IOWA CITY, Iowa — Justifying Iowa’s 23-21 loss to FCS powerhouse North Dakota State would be easy, if only the Bison weren’t in a lower division.
North Dakota State played like a big-boy program. The Bison certainly hit like one. If you trade their yellow helmets for white with a running “W” they wouldn’t look that different from a typical Wisconsin squad.
Only it wasn’t. This wasn’t a Big Ten school. North Dakota State generates a fraction of revenue when compared to Iowa, yet the Bison turned Kinnick Stadium into their own private range. It’s a game Iowa’s fans won’t soon forget.
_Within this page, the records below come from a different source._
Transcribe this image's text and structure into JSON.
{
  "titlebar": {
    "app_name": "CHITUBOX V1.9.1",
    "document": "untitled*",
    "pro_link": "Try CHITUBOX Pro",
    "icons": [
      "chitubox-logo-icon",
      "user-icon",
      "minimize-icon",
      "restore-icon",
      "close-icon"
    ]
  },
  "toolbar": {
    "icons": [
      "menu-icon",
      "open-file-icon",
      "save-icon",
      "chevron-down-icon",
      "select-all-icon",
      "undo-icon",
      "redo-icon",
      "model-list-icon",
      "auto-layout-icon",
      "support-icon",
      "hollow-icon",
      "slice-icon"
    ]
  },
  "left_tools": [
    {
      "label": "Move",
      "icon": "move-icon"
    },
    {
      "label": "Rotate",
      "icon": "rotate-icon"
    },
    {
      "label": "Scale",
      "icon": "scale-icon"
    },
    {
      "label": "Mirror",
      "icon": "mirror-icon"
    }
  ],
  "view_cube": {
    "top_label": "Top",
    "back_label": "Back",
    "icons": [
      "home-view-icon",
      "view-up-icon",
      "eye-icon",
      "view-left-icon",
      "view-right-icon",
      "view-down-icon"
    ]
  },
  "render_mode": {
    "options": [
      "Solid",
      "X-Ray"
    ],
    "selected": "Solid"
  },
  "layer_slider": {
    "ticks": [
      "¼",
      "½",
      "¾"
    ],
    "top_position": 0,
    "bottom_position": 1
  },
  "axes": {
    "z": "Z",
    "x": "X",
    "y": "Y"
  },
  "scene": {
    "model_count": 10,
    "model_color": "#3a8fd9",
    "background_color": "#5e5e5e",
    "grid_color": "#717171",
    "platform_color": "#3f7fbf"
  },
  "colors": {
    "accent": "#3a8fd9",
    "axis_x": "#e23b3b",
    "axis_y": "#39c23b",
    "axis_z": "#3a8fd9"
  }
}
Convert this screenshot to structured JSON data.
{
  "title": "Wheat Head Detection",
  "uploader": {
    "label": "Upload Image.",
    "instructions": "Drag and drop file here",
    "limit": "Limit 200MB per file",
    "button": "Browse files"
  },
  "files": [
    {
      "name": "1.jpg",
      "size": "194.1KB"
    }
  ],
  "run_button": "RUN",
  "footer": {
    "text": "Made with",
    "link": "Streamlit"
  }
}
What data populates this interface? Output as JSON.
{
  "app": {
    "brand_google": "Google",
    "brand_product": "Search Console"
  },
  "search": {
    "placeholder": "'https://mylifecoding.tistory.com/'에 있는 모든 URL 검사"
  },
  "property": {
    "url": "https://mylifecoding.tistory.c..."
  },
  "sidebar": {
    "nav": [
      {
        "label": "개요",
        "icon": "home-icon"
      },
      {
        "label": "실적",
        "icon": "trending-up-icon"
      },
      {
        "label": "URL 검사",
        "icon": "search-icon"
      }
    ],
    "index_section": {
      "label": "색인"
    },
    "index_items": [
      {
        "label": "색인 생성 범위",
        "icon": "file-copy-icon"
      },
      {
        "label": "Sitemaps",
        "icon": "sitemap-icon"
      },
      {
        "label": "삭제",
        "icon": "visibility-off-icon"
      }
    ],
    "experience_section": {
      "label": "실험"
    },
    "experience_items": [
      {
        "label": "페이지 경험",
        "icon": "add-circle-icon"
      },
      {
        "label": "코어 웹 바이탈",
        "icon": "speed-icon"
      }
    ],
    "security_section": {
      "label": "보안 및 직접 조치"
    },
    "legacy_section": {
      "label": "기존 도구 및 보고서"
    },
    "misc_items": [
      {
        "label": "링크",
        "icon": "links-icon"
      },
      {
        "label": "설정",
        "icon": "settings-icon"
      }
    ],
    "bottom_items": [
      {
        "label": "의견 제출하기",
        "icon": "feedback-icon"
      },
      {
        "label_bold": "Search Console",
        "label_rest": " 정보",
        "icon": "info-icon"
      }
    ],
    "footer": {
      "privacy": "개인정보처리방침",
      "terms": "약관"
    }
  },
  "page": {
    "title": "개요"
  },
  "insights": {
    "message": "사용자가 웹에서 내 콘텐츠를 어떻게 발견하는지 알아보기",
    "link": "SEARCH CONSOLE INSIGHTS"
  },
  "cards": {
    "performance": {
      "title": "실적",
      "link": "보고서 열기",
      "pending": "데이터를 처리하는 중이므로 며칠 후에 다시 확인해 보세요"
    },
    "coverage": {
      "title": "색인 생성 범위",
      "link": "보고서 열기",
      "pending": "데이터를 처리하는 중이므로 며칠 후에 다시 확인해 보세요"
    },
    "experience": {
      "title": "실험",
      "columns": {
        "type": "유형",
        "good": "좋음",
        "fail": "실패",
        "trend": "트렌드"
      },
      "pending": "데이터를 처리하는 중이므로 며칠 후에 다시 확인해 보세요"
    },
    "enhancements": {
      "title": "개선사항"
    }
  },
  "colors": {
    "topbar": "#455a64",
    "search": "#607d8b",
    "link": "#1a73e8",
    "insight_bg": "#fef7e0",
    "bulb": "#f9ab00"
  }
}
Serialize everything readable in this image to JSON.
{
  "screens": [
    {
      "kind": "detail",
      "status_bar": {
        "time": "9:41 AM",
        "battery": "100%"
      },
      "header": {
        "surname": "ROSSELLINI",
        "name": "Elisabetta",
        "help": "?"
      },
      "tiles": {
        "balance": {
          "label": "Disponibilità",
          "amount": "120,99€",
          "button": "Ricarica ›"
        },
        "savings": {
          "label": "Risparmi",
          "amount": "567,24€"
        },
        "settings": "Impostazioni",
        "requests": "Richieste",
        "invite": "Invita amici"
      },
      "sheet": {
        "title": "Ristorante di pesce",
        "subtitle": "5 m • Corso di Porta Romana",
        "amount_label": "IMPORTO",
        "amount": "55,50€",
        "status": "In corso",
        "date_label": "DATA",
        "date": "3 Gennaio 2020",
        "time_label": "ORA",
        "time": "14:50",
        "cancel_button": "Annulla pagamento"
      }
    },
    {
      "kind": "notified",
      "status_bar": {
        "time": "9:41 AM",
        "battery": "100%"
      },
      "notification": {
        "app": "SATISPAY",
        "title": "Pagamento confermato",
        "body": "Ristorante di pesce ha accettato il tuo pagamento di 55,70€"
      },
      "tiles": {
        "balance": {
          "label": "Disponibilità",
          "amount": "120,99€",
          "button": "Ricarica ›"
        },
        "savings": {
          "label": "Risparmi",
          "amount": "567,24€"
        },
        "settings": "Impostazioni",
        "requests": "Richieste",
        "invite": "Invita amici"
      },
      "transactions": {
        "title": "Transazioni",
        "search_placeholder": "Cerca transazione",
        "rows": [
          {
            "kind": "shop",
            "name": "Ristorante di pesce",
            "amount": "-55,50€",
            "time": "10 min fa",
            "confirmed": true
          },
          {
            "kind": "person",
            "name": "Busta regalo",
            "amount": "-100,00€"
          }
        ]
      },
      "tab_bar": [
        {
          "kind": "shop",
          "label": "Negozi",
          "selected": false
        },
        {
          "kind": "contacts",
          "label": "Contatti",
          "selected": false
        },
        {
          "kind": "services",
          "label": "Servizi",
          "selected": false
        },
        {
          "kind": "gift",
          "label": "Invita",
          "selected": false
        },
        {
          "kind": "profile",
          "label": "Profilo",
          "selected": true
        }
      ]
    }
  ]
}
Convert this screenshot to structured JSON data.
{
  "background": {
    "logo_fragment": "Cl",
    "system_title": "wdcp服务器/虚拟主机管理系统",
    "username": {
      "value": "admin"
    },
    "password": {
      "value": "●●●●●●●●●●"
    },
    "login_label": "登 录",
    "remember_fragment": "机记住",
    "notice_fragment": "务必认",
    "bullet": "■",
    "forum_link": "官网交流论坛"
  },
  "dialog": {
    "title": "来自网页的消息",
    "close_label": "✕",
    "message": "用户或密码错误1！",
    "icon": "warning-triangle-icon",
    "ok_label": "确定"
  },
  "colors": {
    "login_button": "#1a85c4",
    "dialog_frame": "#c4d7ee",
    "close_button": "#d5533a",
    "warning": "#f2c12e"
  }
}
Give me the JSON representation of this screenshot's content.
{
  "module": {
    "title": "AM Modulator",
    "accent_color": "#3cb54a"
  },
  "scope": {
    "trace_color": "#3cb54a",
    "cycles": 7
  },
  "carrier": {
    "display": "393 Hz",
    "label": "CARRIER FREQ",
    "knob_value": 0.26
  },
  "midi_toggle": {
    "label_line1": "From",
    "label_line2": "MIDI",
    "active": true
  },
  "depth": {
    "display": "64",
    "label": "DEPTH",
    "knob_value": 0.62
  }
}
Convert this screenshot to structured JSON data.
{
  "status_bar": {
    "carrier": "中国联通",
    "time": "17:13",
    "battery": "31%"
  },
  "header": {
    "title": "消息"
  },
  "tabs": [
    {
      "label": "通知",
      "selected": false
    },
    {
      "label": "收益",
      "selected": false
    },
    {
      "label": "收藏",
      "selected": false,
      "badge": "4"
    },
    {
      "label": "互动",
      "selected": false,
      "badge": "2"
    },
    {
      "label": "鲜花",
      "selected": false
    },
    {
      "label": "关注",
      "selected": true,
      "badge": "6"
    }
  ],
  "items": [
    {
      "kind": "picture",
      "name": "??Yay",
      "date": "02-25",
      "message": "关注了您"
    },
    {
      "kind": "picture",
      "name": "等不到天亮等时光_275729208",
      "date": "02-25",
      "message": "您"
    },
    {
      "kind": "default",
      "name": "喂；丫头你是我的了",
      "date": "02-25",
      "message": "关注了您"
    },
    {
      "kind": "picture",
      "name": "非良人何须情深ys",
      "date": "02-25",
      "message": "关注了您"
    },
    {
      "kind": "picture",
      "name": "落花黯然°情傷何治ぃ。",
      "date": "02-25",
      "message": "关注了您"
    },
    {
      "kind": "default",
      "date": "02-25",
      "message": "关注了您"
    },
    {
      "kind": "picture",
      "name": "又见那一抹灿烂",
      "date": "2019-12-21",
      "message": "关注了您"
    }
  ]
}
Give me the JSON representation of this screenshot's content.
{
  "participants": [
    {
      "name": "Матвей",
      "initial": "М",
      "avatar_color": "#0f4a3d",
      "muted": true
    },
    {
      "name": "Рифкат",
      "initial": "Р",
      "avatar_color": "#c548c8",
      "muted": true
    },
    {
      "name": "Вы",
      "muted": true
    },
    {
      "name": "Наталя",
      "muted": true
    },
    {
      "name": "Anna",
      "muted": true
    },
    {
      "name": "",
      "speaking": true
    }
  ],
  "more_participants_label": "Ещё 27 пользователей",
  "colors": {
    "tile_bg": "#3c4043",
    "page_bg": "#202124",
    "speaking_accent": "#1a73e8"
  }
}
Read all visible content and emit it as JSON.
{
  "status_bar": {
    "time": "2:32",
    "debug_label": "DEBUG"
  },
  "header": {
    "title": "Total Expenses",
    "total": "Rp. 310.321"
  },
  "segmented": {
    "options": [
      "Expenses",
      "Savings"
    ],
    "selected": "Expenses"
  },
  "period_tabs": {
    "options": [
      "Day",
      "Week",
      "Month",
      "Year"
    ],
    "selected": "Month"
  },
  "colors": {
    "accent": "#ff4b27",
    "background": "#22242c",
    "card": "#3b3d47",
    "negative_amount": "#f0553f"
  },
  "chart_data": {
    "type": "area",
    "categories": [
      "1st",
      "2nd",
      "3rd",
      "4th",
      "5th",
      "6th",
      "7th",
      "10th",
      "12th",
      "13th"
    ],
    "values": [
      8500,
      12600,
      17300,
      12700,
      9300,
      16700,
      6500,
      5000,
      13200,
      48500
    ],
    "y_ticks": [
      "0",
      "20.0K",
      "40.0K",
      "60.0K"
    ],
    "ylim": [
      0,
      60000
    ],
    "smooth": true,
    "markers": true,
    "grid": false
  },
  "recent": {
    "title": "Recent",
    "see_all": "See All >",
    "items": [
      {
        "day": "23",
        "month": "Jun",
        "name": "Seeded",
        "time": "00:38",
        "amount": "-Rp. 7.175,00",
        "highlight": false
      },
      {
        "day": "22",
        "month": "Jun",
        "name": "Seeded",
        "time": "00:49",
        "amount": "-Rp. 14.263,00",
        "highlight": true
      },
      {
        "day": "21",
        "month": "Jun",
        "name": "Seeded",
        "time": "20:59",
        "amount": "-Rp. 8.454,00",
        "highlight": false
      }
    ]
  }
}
Here’s a look at Iowa’s report card, grading on a scale from one star to five, or worse when necessary (And yes, it’s necessary):
Offense (2 stars)
After Iowa’s first two games, we wondered if C.J. Beathard was a Heisman Trophy candidate (OK, I wondered) and if the running tandem of Akrum Wadley and LeShun Daniels were the best since Sedrick Shaw and Tavian Banks. After 34 total rushing yards and an 11-of-22 passing performance by Beathard, we can let those comparisons float away as if they were a rumor.
Defense (1 star)
Giving up 103 rushing yards in the fourth quarter to an FCS program is unacceptable, regardless of that program’s prowess. Iowa’s style of play starts with toughness up front. The Hawkeyes couldn’t get off the field or make enough plays on defense. North Dakota State held the ball for nearly 18 minutes in the second half. That’s a failure.
Special teams (4 stars)
Ron Coluzzi continues to be a revelation at punter for the Hawkeyes with six punts at 45.5 yards per boot and only one touchback. Freshman kicker Keith Duncan converted all of his extra points. Returner Desmond King bobbled a punt, but the ball went out of bounds for no harm.
Coaching (2 stars)
Iowa had a great play called to open the game. Backed up on his 2, Beathard play faked to Daniels, then had a wide-open George Kittle all alone down the left side of the field. Beathard overthrew him. It was like that all day on offense. The play calls and execution rarely matched up. Iowa’s defensive staff changed from base personnel only in goal-line packages. It obviously didn’t work.
Overall (no stars)
When a team loses to a lower-division squad, all the justifications go out the exhaust pipe. Iowa couldn’t get a first down in the fourth quarter on offense or get a stop on defense. A bad snap killed one drive. That play served as a microcosm for the entire game.